Jeśli Donald Trump nie odniesie ostatecznie sukcesu w bataliach sądowych, kwestionując wyniki wyborów w kluczowych wahających się stanach, przez następne cztery lata władzę w głęboko podzielonej Ameryce będą dzierżyć prezydent Joe Biden i jego zastępczyni Kamala Harris. Ta ostatnia najprawdopodobniej będzie także kluczową kandydatką Demokratów na prezydenta za cztery lata. Biden zapowiedział, że się wycofa.
Media głównego nurtu wskazują, że Kamala Harris „pisze historię”, ponieważ będzie pierwszą kobietą wiceprezydent, w dodatku o korzeniach hinduskich i afroamerykańskich. Ponadto pozostaje w związku małżeńskim z Żydem. Tym samym, po raz pierwszy w historii USA małżonek przyszłej wiceprezydent ,wywodzący się z tradycyjnej żydowskiej rodziny z Brooklynu, będzie zajmował tak wysoką pozycję w USA.
Harris przyszła na świat 20 października 1964 r. w Oakland w Kalifornii jako córka tamilskiej imigrantki z Indii i Jamajczyka. Po rozwodzie rodziców, gdy Kamala miała siedem lat, całkowitą opiekę nad dzieckiem sprawowała matka. Pięć lat później przeprowadziła się ona do Montrealu w Kanadzie.
Przyszła kandydatka na wiceprezydenta ukończyła Westmount High School w Westmount w Quebecu w 1981 roku. Studiowała także na Howard University w Waszyngtonie, specjalizując się w zakresie politologii i ekonomii. Harris wróciła do Kalifornii na studia prawnicze i w 1989 r. uzyskała tytuł doktora nauk prawnych w Hastings College of the Law. Wkrótce trafiła do biura prokuratora okręgowego hrabstwa Alameda.
W 2003 roku została prokuratorem okręgowym miasta i hrabstwa San Francisco, a po dwóch kadencjach wybrano ją jako pierwszą Afroamerykankę i pierwszą kobietę na stanowisko prokuratora generalnego Kalifornii.
W 2013 r. poznała na randce zaaranżowanej przez przyjaciółkę swojego żydowskiego „męża” – rozwodnika Douglasa Emhoffa, z którym niecały rok później pobrała się. Uznany prawnik, pracujący w branży rozrywkowej, specjalizujący się m.in. w prawie własności intelektualnej i w sporach korporacyjnych, mocno zaangażował się w kampanię prezydencką, zbierając fundusze i kreując pozytywny wizerunek swojej „żony” w mediach społecznościowych.
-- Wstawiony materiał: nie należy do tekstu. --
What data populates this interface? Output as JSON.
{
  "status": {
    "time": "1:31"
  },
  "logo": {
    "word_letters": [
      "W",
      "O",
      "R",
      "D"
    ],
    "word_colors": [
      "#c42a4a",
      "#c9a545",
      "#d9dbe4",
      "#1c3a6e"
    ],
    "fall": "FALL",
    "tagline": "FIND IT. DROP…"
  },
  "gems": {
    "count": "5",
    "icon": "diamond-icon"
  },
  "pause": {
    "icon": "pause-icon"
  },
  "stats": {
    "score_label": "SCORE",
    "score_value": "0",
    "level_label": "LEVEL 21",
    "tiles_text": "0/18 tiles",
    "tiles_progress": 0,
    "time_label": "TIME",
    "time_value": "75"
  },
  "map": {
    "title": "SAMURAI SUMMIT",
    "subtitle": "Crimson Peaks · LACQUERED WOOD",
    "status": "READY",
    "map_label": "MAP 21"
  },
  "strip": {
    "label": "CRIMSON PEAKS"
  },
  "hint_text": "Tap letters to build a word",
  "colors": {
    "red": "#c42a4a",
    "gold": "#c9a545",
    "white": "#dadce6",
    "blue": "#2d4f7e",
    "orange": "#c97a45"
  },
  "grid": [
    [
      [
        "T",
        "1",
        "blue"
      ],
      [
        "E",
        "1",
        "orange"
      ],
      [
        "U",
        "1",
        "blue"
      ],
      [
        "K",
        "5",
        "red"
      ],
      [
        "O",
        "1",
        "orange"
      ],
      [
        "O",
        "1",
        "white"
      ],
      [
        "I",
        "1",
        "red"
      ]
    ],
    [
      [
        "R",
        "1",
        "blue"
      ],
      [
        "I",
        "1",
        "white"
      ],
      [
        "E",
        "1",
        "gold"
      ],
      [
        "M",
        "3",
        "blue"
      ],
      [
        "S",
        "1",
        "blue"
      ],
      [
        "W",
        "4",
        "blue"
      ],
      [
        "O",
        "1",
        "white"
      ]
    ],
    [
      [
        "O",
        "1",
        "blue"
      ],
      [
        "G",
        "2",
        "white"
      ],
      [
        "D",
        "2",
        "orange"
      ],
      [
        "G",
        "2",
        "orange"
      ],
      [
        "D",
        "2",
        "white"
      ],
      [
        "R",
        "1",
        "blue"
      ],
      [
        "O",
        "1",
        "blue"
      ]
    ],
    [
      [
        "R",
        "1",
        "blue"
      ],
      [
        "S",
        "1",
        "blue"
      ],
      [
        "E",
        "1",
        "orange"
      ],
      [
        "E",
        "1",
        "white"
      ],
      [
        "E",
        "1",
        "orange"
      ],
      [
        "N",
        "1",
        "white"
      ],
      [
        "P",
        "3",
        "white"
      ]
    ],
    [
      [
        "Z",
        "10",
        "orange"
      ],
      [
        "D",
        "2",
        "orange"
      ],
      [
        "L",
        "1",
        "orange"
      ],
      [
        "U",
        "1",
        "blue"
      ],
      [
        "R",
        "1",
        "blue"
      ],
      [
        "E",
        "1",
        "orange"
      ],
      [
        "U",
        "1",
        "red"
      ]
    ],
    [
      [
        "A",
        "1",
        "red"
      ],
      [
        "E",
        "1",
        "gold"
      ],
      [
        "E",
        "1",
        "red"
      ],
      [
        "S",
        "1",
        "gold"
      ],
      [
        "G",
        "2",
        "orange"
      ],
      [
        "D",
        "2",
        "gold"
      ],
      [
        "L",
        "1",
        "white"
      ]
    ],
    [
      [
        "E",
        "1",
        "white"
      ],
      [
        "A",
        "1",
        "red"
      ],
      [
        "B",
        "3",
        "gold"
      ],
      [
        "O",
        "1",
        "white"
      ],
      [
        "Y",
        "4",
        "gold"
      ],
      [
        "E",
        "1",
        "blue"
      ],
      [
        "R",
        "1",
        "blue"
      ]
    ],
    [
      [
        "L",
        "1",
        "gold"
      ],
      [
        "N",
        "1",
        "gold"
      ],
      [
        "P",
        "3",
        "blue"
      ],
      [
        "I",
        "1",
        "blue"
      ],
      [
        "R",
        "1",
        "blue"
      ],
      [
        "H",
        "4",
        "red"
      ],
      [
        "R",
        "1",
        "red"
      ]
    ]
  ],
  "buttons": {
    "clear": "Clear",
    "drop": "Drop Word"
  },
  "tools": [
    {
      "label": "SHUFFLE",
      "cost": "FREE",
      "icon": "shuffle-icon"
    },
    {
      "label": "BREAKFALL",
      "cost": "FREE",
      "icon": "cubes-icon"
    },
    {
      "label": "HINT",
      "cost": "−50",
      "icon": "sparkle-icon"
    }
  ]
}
W 20116 r. Harris została senatorem z ramienia Partii Demokratycznej. To ona m.in. ostro sprzeciwiała się niedawnej nominacji sędzi Amy Coney Barrett do Sądu Najwyższego, zarzucając jej występowanie przeciwko dziedzictwu zmarłej Ruth Bader Ginsburg, opowiadającej się za „zdrowiem reprodukcyjnym kobiet”.
Druga Afroamerykanka i pierwsza Amerykanka z Azji Południowej po raz pierwszy przeszła do historii, gdy zasiadła w Senacie Stanów Zjednoczonych. Po raz drugi, gdy kandydat na prezydenta Partii Demokratycznej Joe Biden ogłosił, iż to właśnie wraz z Harris będzie ubiegał się o prezydenturę.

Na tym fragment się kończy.